Finansman en önemli konulardan biri. 2009 yılından bu yana devam eden bir süreç var. Kopenhag’da verilen yıllık 100 milyar dolarlık yardım sözü halen yerine getirilemedi. Gelişmiş ülkeler, gelişmekte olan ülkelere iklim krizinin etkilerini hafifletmede yardım edecekleri taahhüdünü vermişlerdi ancak bu sözü şimdiye dek tam anlamıyla yerine getirmediler. Önümüzdeki döneme ilişkin ilave finansman mekanizmalarının oluşturulması konusu da önemli. Teknoloji aktarımını sağlayan ve emisyonların azaltılmasına imkan sağlayan finansmanın yanı sıra iklim krizinin gelişmekte olan ülkelerde halihazırdaki etkilerine uyumun finansmanının da artırılması kritik önem taşıyor. Geçtiğimiz yıl yapılan çağrılarda emisyon azaltımına yönelik finansman ile uyum finansmanı oranının %50-50 olacak biçimde kurgulanması yönünde bir irade ortaya çıkmıştı. Diğer tarafta finansmanla ilişkili bir başka konu da kayıp ve zarar konusu. İklim krizine en az katkı yapan ancak iklim krizinden en çok etkilenenlerin kayıp ve zararlarının nasıl önleneceği, daha da önemlisi bunların nasıl tazmin edileceğine dair tartışmalar sürüyor. Zararların tazmin edilmesine yönelik yoğun finansman talepleri var ancak buna dair bir gelişme yok. Emisyon azaltımına yönelik daha güçlü hedeflerin ortaya konması gerekiyor. COP26’ya giderken özellikle 1,5 derece hedefinin uzağında olunması, ülkelerin bu anlamdaki hedeflerini güçlendirmesi taleplerini artırmıştı. Müzakerelerin sonunda da ülkelerin orta ve uzun vadeli hedeflerini gözden geçirmeleri ve güçlendirmelerine yönelik bir madde kabul edilmişti. Bu yıl yine bunlara yönelik tartışmalar devam edecek. Gıdada ise gıda ürünlerinin üretiminden dağıtımına ve tüketimine kadarki süreçte kayıpların önlenmesi, emisyonların üretim aşamasında azaltılması ve iklim krizinin etkileriyle birlikte tarımsal verimliliğin azal-masının nasıl yönetileceğine dair tartışmaları da görebiliriz. İlk kez bu yıl gıda sistemlerinin bir bütün olarak ele alınabileceğinin işaretlerini görüyoruz.

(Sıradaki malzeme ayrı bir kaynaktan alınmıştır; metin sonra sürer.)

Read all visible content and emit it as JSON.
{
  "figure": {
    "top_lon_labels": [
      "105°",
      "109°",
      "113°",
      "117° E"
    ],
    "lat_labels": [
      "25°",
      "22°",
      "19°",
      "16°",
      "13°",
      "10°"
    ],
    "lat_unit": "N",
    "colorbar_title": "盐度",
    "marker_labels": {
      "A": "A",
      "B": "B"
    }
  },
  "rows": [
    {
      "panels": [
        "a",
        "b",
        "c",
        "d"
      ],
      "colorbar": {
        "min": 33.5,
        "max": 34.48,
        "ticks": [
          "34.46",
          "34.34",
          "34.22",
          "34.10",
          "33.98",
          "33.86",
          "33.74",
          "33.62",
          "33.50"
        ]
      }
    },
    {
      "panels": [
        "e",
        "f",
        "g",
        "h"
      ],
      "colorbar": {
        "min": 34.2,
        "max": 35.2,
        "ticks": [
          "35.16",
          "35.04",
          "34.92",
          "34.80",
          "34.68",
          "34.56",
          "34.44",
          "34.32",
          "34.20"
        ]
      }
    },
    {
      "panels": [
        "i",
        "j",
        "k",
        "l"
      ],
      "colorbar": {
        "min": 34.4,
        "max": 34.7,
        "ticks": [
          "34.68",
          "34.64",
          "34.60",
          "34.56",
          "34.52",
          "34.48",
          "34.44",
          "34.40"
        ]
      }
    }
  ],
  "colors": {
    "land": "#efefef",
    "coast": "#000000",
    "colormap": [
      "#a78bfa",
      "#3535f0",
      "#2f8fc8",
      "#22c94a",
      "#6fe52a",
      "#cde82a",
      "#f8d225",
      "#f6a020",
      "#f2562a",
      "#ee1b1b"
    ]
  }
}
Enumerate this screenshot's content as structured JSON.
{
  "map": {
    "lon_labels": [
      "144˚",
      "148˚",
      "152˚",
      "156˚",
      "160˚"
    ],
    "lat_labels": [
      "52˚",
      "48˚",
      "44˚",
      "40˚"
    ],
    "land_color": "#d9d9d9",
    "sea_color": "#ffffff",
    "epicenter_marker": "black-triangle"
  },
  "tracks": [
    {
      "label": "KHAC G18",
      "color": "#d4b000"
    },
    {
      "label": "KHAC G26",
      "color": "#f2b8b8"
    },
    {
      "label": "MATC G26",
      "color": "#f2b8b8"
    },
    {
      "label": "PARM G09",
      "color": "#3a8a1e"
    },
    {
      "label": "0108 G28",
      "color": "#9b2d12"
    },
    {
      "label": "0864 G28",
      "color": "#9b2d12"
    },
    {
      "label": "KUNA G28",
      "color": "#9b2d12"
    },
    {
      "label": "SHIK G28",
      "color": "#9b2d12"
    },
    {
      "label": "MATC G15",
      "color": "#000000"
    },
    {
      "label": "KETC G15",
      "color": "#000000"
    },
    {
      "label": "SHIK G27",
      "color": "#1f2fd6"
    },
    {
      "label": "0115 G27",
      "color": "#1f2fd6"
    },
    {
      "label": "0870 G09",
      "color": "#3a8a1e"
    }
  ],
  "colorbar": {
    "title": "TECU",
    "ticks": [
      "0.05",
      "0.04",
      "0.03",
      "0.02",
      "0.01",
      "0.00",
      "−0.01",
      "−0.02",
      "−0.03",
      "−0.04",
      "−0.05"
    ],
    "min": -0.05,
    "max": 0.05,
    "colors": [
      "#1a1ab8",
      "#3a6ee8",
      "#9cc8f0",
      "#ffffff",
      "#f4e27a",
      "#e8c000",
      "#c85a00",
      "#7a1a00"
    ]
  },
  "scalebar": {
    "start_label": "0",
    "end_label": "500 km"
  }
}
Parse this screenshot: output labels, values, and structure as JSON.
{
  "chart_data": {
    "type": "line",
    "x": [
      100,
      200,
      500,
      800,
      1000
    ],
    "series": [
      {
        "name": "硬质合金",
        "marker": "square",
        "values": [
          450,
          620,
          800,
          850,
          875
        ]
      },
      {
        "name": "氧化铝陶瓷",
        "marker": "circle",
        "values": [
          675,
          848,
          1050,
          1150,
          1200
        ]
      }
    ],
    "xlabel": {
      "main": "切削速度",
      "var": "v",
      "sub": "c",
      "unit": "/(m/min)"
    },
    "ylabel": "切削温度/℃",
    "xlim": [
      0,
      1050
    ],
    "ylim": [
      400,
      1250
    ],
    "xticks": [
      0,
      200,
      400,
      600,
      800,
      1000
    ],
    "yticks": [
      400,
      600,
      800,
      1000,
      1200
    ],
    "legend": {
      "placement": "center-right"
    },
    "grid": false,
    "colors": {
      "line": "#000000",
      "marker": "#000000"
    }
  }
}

Paris Anlaşması’nda ortaya konan hedeflere ilişkin adımların düzenli olarak gözden geçirilmesi öngörülmüştü. Bu yıl gözden geçirme süreci başlıyor. Şimdiye kadar ülkeler tarafından emisyon azaltımı, uyum ve finansman gibi anlaşmanın belli başlı alanlarında atılan adımlar bir bütün olarak ele alınacak. Ortaya konan amaçlarla, bugüne dek atılan adımlar arasında nasıl bir boşluk olduğu değerlendirilecek. Türkiye ise geçtiğimiz yıl anlaşmaya taraf olarak bu yöndeki iradesini açıkladı. Uzun vadede ise 2053’te net sıfır ülke olma sözü verdi. Bu taahhütleri yerine getirme yolunda yeni azaltım hedefi açıklayacak. Bu, Türkiye için en kritik konu. Bu hedeflerinde ve ortak çabalarda Türkiye üzerine düşeni yapmaya kararlı mı, bunu göreceğiz. Finansman kısmında Türkiye’nin önemli çekinceleri vardı. Ancak geçtiğimiz yıl anlaşmaya taraf olmadan önce imzalanan bir mutabakatla 3,5 milyar dolarlık bir finansman elde etti. Bu yöndeki çekinceleri büyük ölçüde hafifledi. Diğer yandan bir kritik unsur daha var: Emisyon azaltımına giden yolda ülkelerin ortaya koyduğu çabaya yönelik işbirliği mekanizmalarının oluşturulması. Türkiye’de bir emisyon ticaret sisteminin devreye gireceğini biliyoruz. Kyoto Protokolü kapsamında küresel ölçekte emisyon azaltımına yönelik çabalar sonucunda ortaya çıkan sonuçların sertifikalandırılıp ticaretinin yapıldığı bir mekanizma vardı. Paris Anlaşması çerçevesinde de yine bu amaca hizmet eden mekanizmaların oluşturulması öngörüldü. Bu kapsamda bunun nasıl hayata geçirileceğine dair müzakereler de devam edecek. Türkiye’nin bu konudaki pozisyonu da kritik bir nokta olacak.